Of the 59 cases received from feedlots across Alberta, the top three environmental contaminants cultured were Streptococcus, E. coli and Trueperella pyogenes. According to previous research, an inflammation with bovine viral diarrhea virus (BVDV) leads to vasculitis (infection of the blood vessels), both of which are risk factors for the development of toe tip necrosis syndrome.
Lameness in feedlot cattle has major implications for animal welfare and productivity. In the early 1990s, a study of five western feedlots found that lameness accounted for 16 per cent of animal treatments and five per cent of deaths. Of the lameness-causing pathology in the foot, three common types are foot rot, laminitis and toe tip necrosis syndrome.
Paetsch says the frequency of toe tip necrosis has increased since the 1990s — especially as practitioners are more accustomed to recognizing it.
"Because of the increased prevalence, I thought it would be interesting to provide more epidemiological data on this condition," says Paetsch, who is collaborating with his supervisor, Dr. Murray Jelinski, on the toe tip necrosis research.
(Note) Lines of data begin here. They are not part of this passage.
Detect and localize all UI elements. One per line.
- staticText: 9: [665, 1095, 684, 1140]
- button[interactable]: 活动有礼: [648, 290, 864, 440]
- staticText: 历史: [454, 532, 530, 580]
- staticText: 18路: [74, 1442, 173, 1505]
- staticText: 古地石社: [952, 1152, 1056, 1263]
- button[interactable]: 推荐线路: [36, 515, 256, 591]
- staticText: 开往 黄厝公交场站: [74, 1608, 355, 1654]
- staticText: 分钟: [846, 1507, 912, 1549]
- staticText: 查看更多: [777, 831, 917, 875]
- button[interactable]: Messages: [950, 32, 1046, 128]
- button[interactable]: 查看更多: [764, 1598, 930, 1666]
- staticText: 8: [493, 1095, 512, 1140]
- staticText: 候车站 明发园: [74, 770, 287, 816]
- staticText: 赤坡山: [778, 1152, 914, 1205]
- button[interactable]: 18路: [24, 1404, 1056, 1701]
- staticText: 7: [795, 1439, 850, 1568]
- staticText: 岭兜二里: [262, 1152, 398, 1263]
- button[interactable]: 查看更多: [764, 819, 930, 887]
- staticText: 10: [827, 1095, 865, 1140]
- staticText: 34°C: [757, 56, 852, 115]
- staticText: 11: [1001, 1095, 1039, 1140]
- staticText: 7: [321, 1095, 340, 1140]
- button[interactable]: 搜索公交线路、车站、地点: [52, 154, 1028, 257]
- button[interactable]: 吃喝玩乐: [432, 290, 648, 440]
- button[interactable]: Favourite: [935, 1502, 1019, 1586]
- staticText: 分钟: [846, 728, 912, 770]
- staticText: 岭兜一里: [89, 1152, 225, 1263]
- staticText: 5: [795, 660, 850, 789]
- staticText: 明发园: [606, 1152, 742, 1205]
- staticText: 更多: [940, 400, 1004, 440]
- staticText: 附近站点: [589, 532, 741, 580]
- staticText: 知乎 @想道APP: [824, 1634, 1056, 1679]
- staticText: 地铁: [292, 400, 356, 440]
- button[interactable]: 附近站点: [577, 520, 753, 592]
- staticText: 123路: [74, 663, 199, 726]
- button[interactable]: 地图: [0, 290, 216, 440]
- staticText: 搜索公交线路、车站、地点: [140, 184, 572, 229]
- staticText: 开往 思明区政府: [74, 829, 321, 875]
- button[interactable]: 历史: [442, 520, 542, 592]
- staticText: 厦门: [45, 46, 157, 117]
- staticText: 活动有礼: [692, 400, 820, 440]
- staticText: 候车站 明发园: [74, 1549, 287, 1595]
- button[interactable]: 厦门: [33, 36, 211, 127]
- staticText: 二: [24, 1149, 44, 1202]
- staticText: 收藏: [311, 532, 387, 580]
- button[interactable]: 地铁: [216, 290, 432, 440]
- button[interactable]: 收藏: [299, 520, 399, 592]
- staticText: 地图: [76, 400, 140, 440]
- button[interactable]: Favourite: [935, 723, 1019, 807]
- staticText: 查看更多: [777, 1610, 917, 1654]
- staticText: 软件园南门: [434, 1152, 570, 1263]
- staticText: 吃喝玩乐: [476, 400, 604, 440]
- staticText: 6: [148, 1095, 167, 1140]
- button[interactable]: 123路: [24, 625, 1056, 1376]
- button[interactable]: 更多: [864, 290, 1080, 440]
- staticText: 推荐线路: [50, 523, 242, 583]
To understand what makes toe tip necrosis cases different from healthy cattle, researchers collected feet from 148 euthanized animals at western Canadian feedlots. The feet were swabbed and cultured so researchers could test for bacterial and viral pathogens. Sections of claw were cut to test hardness, tensile strength, moisture and mineral content.
So far, the WCVM data shows that there is no seasonal or age predisposition for cases of toe tip necrosis versus lesion-free control animals. Affected cattle have been in the feedlot for a median of 27.5 days until they are euthanized. This is an early onset in comparison to laminitis that tends to occur at the end of the feeding period. Lesions may occur in all feet, but the outer claw of the hind foot is most often affected.
To provide the correct treatment, Paetsch says it's important for veterinarians to thoroughly examine the feet once they notice lameness. Instead of trimming the toe, partial amputation of the digit in the field is now recommended.
Supportive care, appropriate antimicrobial use, anti-inflammatory drugs and the placement of a wood block on the cow's opposite hoof claw are also suggested as ways to increase the likelihood of a successful treatment.
Once Paetsch finishes analyzing his project's research findings, he hopes to provide data that supports the efforts of practitioners and feedlot operators in reducing the future incidence of toe tip necrosis. Paetsch will present his research findings to western Canadian practitioners during the CanWest Conference that takes place in Banff, Alta., from October 19 to 22.
As for my picture taking, we analyzed my shots for thickness of the sole and dorsal wall as well as for measurement of angles to see if any coffin bone rotation exists along with this syndrome. I've taken about 600 images of cattle feet — enough images of toe tip necrosis to last my entire career.
Heather Sparkes of Arborg, Man., is a third-year veterinary student who participated in the WCVM's Undergraduate Summer Research and Leadership program in 2013.